Nanu, die Kaffeemaschine ist ja noch gar nicht an. Ich werfe einen Blick in das ›Kabuff‹, in dem Irma normalerweise sitzt, das heißt, wenn sie mal sitzt und nicht irgendwo auf ihren hohen Hacken durch die Gegend wirbelt. Aber heute ist nirgendwo eine Spur von ihr oder ihrem Duft ›Soir de Moscow‹, den sie sich von ihren russischen Verwandten extra vom Flughafen mitbringen lässt und der, na ja, sagen wir mal, ein wenig zu süß duftet, zu sehen oder zu riechen.

»Kaffee ist schon in Arbeit!«, rufe ich Herrn Aschenbrenner zu.

»Ist Irma heute nicht da?«, frage ich, bevor ich unsere Schweizer Hightech Chrom-Kaffeemaschine starte und einen ordentlich starken Espresso zubereite.

»Irma hat sich heute krank gemeldet«, und diesmal klingt seine Stimme schon nicht mehr ganz so freundlich, wenn auch nicht so knurrig wie sonst.

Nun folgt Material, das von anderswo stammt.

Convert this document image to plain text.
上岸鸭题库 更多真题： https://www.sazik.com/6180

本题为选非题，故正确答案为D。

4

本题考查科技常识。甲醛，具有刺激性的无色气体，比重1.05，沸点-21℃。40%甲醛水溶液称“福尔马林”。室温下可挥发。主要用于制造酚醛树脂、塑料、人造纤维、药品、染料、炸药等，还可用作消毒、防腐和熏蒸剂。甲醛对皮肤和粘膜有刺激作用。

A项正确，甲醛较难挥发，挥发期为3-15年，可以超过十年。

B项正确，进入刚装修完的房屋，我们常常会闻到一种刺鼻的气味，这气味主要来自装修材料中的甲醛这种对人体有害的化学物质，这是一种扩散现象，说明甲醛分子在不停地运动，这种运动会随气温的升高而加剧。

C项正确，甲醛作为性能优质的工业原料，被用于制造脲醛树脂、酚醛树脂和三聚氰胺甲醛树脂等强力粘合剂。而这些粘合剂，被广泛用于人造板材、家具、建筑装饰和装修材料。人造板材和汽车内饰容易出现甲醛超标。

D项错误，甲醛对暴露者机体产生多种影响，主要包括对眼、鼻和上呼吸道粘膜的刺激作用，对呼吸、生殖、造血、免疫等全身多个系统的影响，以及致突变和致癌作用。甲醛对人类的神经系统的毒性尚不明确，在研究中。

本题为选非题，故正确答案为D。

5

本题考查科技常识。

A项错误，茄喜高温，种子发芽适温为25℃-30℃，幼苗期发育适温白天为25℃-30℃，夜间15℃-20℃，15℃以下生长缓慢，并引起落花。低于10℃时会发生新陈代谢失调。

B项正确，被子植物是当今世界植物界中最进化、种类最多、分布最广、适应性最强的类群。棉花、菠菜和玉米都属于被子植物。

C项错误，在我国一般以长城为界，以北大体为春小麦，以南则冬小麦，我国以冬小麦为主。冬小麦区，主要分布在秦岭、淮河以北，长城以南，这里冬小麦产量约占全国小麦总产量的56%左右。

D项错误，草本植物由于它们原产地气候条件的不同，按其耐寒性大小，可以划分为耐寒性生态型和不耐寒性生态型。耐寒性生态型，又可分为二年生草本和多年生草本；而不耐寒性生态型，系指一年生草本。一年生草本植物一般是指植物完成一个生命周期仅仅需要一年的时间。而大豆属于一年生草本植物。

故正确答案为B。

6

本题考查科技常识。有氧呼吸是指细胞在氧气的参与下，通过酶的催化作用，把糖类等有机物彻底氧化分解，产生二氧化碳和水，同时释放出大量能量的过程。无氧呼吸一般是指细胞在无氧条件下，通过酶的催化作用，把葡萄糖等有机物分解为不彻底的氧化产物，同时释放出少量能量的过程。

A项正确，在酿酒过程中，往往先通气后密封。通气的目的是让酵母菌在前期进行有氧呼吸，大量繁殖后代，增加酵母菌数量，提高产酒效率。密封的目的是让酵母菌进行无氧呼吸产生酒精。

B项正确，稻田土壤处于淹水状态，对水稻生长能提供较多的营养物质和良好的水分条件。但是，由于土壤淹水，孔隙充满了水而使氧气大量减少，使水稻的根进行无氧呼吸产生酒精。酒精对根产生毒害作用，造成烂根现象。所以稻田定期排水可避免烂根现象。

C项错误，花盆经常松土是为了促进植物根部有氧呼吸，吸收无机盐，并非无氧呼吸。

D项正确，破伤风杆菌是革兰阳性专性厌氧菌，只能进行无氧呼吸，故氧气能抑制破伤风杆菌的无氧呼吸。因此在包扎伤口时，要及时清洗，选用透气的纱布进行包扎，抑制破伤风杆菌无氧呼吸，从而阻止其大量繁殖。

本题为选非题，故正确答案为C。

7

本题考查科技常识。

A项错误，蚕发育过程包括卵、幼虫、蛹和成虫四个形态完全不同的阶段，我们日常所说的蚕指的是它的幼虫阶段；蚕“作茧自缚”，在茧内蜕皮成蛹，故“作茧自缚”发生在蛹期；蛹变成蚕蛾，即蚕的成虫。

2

Tz, tz, diese Irma. Bestimmt hatte sie gestern Abend wieder irgendein Date und ist abgestürzt. Als ich den Espresso serviere, fragt Herr Aschenbrenner beiläufig nach dem Exposé für die Rütlis. Du lieber Gott, hoffentlich hat Irma das gestern noch erledigt. Aber das wird sie schon, schließlich hat sie es mir versprochen. Sonst bin ich einen Kopf kürzer, und das weiß sie. Also lüge ich ihn munter an: »Aber natürlich, Herr Aschenbrenner, Sie wissen doch, dass Sie sich auf mich verlassen können«, und ähnlichen Schmus. Zufrieden widmet er sich wieder seinem Baugesuch für ein Objekt in der Fußgängerzone in Singen. Aber dann fällt ihm ein: »Und was ist mit den Fotos von Objekt 415?«

»Hab ich gemacht, Chef«, flöte ich zurück, »spiele ich nachher gleich auf meinen Computer.« Ha, das mach ich doch gleich als Erstes. Die Fotos sind trotz des miesen Wetters gestern wirklich gut geworden. So schön sieht ›die Butterblume‹ aus. Am besten gefällt mir das Bild von der Rückseite des Gartens, wo die große Terrasse mit dem Magnolienbaum im Hintergrund zu sehen ist, wenn man mal davon absieht, dass dieser grobe Klotz von Gärtner ebenfalls, wenn auch ganz klein, zu erkennen ist. Automatisch muss ich wieder an meinen Traum von letzter Nacht denken und lächle vor mich hin. Herr Aschenbrenner schaut sich die Fotos an und spricht mir ein Lob aus. Was für ein Tag. Dass ich das erleben darf.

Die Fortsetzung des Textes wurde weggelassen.